An important decision issued by the Second Circuit last week adds to the growing dissonance among the federal circuits on anti-SLAPP motions. The ruling could impact a case pending before the DC Court of Appeals, and creates another circuit split that will ultimately need to be resolved by the Supreme Court.
In Ernst v. Carrigan, the district court partially granted a motion under Vermont’s anti-SLAPP statute and dismissed portions of a libel complaint, but denied the anti-SLAPP motion as to remaining parts of the complaint. After the district court declined to certify the opinion for interlocutory appeal, the parties cross-appealed.
The Second Circuit explained that, unless the appeal was subject to the collateral order doctrine, the appellate court lacked jurisdiction (because the appeal was from a non-final decision). To invoke the collateral order doctrine, the Second Circuit held, the order must (1) conclusively determine the disputed question; (2) resolve an important issue completely separate from the merits of the action; and (3) be effectively unreviewable on appeal from a final judgment.
The Second Circuit held that the appeal from the anti-SLAPP decision did not qualify for the collateral order doctrine because it was not “completely separate” from the merits. Rather, the Ernst court reasoned, the anti-SLAPP analysis, which requires an early consideration whether the plaintiff’s claim is meritorious, is “inescapably intertwined” with the ultimate issues to be decided by the trial court:
Determining whether the Carrigans’ and Kauffmans’ statements were “devoid of any reasonable factual support” (as Vermont’s anti-SLAPP statute requires) is by no means “conceptually distinct” and “significantly different” from whether the statements were false (as Vermont defamation law requires). The same goes for consideration of whether the statements lacked “any argument basis in law” and whether the statements were unprivileged. The requirement of the anti-SLAPP statute that the statements “caused actual injury” is indistinguishable from the last element of a defamation claim: actual harm suffered by reason of the defamatory statements. In sum, a special motion to strike under Vermont’s anti-SLAPP statue “involves considerations that are enmeshed in the factual and legal issues comprising the plaintiff’s cause of action.”
The Ernst court also rejected an argument that the Vermont anti-SLAPP statute was akin to immunity from trial (which has been held to be immediately appealable under the collateral order doctrine). It explained that immunity decisions are immediately appealable because they turn on pure legal questions. The anti-SLAPP decision, on the other hand, turned on “fact-based determinations,” making it inappropriate for interlocutory appeal.
The Ernst decision is noteworthy for two reasons.
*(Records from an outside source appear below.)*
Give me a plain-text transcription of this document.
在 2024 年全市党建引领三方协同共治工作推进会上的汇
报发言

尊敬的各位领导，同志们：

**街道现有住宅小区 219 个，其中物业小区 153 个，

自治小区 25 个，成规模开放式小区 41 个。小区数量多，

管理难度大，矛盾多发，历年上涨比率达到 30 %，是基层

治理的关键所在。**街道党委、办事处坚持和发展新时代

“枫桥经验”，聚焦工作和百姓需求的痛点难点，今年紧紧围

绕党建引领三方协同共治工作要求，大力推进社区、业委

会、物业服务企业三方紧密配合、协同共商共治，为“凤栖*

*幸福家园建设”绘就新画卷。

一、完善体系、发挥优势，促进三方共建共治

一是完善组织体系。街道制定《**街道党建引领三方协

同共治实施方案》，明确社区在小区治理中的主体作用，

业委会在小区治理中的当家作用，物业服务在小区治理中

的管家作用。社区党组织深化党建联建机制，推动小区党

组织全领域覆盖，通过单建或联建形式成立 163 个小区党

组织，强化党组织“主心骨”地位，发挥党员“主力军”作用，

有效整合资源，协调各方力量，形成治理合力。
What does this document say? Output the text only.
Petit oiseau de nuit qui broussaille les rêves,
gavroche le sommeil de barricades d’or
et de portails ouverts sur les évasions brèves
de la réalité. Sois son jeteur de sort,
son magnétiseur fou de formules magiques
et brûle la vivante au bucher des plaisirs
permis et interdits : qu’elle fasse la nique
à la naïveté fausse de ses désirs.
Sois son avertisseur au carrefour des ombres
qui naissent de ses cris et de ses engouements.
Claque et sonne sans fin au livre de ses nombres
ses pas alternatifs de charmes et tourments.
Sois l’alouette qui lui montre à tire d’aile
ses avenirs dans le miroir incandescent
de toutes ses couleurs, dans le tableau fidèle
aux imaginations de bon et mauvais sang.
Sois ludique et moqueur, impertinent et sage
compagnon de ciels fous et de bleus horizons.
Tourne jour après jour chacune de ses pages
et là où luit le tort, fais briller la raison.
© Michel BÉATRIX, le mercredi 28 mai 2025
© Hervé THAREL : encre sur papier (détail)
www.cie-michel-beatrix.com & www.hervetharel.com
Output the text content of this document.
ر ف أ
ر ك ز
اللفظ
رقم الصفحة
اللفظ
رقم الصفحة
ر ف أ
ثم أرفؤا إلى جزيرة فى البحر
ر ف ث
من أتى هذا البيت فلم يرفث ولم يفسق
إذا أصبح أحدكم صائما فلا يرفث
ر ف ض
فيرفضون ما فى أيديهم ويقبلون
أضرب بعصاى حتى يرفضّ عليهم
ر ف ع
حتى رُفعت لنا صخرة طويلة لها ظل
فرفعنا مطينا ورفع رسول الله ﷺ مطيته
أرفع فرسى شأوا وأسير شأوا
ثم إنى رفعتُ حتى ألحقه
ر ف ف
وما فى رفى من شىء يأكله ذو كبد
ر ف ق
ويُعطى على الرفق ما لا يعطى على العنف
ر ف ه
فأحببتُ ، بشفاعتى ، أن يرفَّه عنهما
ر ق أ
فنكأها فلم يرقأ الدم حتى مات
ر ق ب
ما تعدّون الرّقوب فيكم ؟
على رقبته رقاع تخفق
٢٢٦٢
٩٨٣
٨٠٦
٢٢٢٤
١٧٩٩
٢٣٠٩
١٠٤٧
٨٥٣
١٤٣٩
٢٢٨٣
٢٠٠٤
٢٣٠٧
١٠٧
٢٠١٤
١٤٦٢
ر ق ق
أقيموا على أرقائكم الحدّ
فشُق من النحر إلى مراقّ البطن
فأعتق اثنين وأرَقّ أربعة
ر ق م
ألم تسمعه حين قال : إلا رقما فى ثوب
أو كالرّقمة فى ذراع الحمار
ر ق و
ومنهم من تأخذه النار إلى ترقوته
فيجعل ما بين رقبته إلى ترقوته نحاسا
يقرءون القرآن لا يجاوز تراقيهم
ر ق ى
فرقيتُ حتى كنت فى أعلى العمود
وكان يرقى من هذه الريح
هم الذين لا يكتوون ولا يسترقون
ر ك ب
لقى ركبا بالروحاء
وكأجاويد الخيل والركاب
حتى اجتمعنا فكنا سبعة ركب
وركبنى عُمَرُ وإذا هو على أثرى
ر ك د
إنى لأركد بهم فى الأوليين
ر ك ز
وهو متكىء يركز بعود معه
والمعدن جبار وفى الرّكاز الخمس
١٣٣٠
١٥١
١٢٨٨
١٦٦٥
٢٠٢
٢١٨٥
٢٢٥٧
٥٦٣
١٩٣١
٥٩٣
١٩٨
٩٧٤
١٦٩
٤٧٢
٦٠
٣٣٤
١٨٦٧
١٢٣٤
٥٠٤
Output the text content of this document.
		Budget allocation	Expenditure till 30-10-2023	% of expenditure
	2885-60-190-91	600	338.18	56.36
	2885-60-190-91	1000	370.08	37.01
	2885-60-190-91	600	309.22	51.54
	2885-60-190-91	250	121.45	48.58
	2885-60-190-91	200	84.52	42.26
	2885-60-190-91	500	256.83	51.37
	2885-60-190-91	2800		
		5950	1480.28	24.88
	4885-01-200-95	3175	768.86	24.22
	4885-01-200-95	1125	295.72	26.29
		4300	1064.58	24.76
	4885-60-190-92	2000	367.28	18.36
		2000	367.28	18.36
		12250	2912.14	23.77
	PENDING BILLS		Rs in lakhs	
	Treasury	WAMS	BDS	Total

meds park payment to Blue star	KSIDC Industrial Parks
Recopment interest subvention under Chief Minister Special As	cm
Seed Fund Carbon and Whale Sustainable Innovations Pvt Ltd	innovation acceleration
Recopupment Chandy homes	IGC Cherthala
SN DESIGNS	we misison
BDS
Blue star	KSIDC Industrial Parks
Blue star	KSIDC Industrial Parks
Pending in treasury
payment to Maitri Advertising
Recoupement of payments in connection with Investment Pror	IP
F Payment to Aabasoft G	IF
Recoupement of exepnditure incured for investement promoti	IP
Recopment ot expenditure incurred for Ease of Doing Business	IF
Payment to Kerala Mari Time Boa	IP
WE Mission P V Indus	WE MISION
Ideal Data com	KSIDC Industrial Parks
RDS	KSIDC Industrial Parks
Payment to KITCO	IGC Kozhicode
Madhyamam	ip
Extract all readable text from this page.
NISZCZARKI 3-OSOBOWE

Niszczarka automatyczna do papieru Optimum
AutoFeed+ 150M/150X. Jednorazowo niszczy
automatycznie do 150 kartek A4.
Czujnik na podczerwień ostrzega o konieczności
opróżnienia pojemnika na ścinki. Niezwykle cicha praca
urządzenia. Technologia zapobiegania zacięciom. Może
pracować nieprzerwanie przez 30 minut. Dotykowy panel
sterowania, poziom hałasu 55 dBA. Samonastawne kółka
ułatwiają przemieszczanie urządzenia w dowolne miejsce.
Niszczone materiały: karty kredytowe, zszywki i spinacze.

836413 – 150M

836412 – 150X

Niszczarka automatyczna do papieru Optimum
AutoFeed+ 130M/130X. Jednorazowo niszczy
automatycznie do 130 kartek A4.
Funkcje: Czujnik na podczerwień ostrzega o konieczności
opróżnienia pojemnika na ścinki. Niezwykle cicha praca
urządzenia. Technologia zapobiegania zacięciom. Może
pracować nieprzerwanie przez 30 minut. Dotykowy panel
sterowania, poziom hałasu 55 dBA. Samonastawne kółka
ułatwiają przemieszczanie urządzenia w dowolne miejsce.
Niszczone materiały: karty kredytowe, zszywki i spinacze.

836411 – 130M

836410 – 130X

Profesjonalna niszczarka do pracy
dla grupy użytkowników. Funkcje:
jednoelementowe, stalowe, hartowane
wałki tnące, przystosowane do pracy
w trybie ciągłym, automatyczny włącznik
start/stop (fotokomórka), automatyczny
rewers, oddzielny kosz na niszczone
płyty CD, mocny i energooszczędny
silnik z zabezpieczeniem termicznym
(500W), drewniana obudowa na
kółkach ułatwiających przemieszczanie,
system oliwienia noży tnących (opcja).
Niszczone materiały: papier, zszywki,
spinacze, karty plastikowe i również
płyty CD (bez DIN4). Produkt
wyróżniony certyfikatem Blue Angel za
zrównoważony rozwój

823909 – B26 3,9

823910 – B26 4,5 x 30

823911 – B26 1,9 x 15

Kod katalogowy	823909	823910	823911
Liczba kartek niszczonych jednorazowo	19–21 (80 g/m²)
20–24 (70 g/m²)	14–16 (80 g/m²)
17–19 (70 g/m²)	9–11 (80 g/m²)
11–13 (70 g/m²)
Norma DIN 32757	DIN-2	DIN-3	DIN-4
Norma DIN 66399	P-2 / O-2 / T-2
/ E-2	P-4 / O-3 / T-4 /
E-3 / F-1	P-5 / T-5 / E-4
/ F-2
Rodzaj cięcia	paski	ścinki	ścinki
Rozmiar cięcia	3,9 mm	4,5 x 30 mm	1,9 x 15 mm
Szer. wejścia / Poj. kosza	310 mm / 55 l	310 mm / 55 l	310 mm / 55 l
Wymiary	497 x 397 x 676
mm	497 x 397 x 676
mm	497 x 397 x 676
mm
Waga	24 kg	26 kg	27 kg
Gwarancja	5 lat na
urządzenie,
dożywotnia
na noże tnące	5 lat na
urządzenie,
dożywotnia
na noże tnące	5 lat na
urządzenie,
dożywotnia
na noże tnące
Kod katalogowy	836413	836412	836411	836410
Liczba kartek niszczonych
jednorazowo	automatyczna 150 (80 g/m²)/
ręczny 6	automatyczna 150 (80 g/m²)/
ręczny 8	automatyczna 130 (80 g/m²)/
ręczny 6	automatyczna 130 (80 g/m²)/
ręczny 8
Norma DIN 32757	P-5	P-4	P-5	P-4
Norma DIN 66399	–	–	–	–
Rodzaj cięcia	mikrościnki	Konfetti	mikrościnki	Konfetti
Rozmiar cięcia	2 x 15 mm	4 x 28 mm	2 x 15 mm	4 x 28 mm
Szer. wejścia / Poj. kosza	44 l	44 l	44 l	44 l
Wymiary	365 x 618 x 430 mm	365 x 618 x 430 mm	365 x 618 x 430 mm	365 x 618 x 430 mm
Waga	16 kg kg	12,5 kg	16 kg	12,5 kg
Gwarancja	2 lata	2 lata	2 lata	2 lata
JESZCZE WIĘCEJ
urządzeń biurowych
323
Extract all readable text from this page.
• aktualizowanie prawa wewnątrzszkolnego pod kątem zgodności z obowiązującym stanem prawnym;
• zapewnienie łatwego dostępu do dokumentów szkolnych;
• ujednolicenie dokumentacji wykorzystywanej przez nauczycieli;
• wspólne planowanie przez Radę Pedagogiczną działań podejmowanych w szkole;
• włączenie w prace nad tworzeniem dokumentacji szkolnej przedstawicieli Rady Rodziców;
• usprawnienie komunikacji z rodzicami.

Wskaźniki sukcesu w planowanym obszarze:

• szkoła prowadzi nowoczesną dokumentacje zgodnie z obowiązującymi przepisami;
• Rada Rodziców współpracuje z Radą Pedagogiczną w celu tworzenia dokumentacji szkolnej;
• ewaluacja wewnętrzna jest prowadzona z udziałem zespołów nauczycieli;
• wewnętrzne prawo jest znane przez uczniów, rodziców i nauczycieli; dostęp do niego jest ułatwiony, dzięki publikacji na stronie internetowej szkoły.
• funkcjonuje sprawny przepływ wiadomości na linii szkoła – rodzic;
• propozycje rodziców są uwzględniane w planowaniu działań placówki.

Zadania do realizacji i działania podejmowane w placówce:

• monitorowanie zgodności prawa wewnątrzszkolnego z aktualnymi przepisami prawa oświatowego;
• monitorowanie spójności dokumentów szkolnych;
It creates a circuit split on the question of whether anti-SLAPP resolutions are immediately appealable under the collateral order doctrine because, as the Second Circuit recognized, its decision directly conflicts with decisions from the Fifth and Ninth Circuits. This new circuit split joins the circuit split created by the DC Circuit in the Abbas case, over whether anti-SLAPP statutes apply in federal court. And, on that point, the Ernst court stated: “[b]ecause we conclude that we lack appellate jurisdiction, we do not reach the issue of whether Vermont’s anti-SLAPP statute is applicable in federal court.”
As readers of this blog know, the question of whether the denial of a motion under the DC anti-SLAPP statute is immediately appealable has been the subject of considerable argument. In 3M Company v. Boulter, the appellants argued that the DC Circuit had jurisdiction over the denial of their anti-SLAPP motion under the collateral order doctrine. (The 3M defendants settled the case before the DC Circuit issued a ruling). In Sherrod v. Breitbart, the DC Circuit avoided deciding the collateral order question by deciding the appeal on other grounds.
On the local level, the DC Court of Appeals dismissed an appeal from the denial of an anti-SLAPP motion in Huntington v. Newmyer, stating, in a per curiam order, that it was not appealable under the collateral order doctrine. In Doe v. Burke, however, the same court held that an order denying a special motion to quash was immediately appealable under the collateral order doctrine. The Burke court emphasized that it was not addressing “the related but separate question of whether an order denying a special motion to dismiss under the Anti-SLAPP Act is immediately appealable.”
That question is front and center in the Mann v. CEI appeal, which has been pending at the DC Court of Appeals for over 14 months. I wonder if the Second Circuit decision will have any impact on that decision.